Myalgic encephalomyelitis/chronic fatigue syndrome (ME/CFS) causes significant impairment in daily activities, including the ability to pursue daily activities. Chronotropic intolerance is becoming better characterized in ME/CFS and may be the target of supportive treatment.


To document the effect of repeated intravenous (IV) saline administration on cardiovascular functioning and symptoms in a 38-year old female with ME/CFS.


The patient received 1 L of 0.9% IV saline through a central line for a total of 675 days. Single CPETs were completed periodically to assess the effect of treatment on cardiopulmonary function at peak exertion and ventilatory anaerobic threshold (VAT). An open-ended symptom questionnaire was used to assess subjective responses to CPET and self-reported recovery time.

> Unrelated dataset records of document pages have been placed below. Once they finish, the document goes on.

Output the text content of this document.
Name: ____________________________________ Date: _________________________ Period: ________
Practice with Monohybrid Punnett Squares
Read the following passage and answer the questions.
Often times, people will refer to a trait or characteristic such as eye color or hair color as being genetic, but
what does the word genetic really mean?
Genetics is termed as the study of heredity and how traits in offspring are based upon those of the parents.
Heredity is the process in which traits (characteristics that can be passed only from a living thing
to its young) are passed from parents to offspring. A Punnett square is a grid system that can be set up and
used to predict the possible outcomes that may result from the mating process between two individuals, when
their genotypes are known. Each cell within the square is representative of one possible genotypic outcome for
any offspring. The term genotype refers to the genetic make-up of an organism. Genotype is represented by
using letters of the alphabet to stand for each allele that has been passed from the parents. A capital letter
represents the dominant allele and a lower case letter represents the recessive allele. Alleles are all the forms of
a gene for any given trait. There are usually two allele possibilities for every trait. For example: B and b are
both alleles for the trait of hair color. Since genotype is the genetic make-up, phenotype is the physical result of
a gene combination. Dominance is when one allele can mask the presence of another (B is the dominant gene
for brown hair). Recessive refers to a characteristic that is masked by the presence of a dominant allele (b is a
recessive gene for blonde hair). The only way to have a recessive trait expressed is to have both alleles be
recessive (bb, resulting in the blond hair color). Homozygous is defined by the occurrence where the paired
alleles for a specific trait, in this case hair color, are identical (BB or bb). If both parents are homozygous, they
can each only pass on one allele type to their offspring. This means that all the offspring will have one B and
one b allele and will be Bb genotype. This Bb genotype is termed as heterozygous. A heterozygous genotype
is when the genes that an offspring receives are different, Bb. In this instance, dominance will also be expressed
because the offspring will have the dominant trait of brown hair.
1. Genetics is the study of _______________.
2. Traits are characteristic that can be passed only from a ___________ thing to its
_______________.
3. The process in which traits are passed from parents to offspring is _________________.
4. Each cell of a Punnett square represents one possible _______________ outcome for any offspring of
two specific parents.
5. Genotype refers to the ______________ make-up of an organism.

Improvements were noted in volume of oxygen consumed (VO2), heart rate (HR), and systolic blood pressure (SBP) at peak and VAT.

Self-reported recovery time from CPET reduced from 5 days to 1–2 days by the end of treatment. The patient reported improved quality of life related, improved capacity for activities of daily living, and reduced symptoms.


IV saline may promote beneficial effects for cardiopulmonary function and symptoms in people with ME/CFS, which should be the focus of formal study.